This topic is actively discussed in local social networks, reports the Daily Mail. Bloggers noticed a suspicious coincidence: all the emergency began after the authorities announced that on April 3, more than two dozen mummies would be transported from the Cairo Egyptian Museum to a new location - to the Museum of Egyptian Civilization in Fustat. Immediately after that, disasters began: a giant container ship blocked the Suez Canal, two trains collided in Sohag, which killed 32 people, and in Cairo a 10-storey building collapsed, burying 25 people under the rubble...
Local bloggers believe that all this is not accidental, and remind of the curse of the pharaoh, which says: "Death on fast wings will overtake anyone who touches the grave of the pharaoh". These words, supposedly inscribed in the tomb of Tutankhamun, began to come true after 99 years ago, archaeologists disturbed his mummy.
The version about the newly earned curse was so widespread in the country that local TV was forced to call on scientists for comment. The famous Egyptologist Zahi Hawass appeared on the Al-Arabiya TV channel, claiming that there is no curse in nature, and the deaths of those who worked on the excavation of tombs in the past were caused by the action of poisonous microorganisms. “The procession of transporting royal mummies is the best advertisement for Egypt”, - the scientist added. “Within 40 minutes, the eyes of the whole world will be riveted on our country”.
Among the museum exhibits that are planned to be transported on April 3 are the mummies of the pharaohs Ramses II, Sekenenr Taa II, Thutmose III and Seti I, as well as the queens Hatshepsut, Meritamon and Yahmos-Nefertari.

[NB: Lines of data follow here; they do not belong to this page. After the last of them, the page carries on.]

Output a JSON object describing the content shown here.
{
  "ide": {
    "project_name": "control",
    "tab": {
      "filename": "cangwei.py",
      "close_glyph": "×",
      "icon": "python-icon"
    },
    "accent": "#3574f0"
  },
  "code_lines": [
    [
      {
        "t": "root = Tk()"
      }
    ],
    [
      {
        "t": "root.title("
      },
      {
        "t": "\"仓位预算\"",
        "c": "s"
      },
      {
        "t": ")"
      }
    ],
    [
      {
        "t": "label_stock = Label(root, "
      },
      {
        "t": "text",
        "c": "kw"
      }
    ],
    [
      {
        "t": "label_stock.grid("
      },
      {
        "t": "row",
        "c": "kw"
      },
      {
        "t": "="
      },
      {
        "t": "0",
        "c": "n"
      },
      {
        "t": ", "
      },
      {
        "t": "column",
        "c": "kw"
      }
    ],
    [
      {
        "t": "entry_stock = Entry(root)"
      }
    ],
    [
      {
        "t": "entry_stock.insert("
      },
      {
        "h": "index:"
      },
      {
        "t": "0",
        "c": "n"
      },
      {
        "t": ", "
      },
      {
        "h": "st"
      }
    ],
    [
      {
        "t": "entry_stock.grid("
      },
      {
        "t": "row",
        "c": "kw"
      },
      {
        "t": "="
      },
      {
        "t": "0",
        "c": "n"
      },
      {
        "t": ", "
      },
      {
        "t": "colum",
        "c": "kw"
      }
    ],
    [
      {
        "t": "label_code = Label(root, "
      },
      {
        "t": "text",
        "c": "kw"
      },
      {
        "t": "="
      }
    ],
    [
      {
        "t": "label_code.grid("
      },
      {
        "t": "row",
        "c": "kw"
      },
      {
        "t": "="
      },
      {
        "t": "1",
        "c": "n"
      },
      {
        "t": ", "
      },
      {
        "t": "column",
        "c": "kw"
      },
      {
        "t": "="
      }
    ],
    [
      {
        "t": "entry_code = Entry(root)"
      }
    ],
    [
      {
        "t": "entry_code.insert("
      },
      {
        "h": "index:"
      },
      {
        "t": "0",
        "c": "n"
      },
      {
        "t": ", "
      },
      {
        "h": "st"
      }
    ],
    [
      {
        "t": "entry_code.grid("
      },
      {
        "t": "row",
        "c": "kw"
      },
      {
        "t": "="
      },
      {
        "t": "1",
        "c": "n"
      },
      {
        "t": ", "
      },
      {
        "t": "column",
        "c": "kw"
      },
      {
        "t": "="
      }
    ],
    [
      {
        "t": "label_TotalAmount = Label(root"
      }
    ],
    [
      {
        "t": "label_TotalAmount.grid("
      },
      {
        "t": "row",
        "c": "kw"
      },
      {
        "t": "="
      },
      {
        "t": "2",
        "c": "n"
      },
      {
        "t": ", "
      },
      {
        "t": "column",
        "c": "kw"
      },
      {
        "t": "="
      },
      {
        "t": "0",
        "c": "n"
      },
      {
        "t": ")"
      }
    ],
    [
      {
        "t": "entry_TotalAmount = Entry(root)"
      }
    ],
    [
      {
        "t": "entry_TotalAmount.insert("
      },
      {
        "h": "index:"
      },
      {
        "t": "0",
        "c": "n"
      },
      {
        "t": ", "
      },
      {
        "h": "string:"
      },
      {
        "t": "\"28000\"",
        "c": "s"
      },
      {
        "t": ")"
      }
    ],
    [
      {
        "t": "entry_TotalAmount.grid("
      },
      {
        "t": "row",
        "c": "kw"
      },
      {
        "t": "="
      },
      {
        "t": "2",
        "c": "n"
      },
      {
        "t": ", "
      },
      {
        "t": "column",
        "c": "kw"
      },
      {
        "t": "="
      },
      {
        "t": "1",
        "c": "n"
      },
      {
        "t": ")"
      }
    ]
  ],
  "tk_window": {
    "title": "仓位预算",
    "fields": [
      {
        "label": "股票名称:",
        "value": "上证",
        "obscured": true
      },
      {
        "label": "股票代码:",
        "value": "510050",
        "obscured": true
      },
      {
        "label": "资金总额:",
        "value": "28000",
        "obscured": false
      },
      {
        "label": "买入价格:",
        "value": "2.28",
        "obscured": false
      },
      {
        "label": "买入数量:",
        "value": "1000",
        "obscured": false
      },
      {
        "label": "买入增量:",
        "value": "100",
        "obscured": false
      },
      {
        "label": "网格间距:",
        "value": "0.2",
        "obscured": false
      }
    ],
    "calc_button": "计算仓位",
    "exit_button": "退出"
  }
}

The legend of the curse of the pharaoh appeared after 22 people from the expedition of Lord Carnarvon, one way or another associated with the opening of the tomb of Tutankhamun in 1922, died in the next few years from strange deaths. The curse was allegedly released by the archaeologist Howard Carter, who was the first to disturb the mummy. A few days after the opening of the tomb, a canary living in Carter's Luxor home was eaten by a snake. In Egyptian mythology, snakes hit the enemies of the pharaoh, so immediately after the incident, rumors of a bad omen spread. And soon from blood poisoning after a mosquito bite, the leader of the expedition, Lord Carnarvon, died, thus laying the foundation for the countdown of the deaths of victims of the curse.
Today, scientists, trying to explain the mass deaths of those involved in the excavations, put forward several versions: the cause could be the poisons laid in the sarcophagus during burial, radioactive elements in the grave, or a fungus living in mold.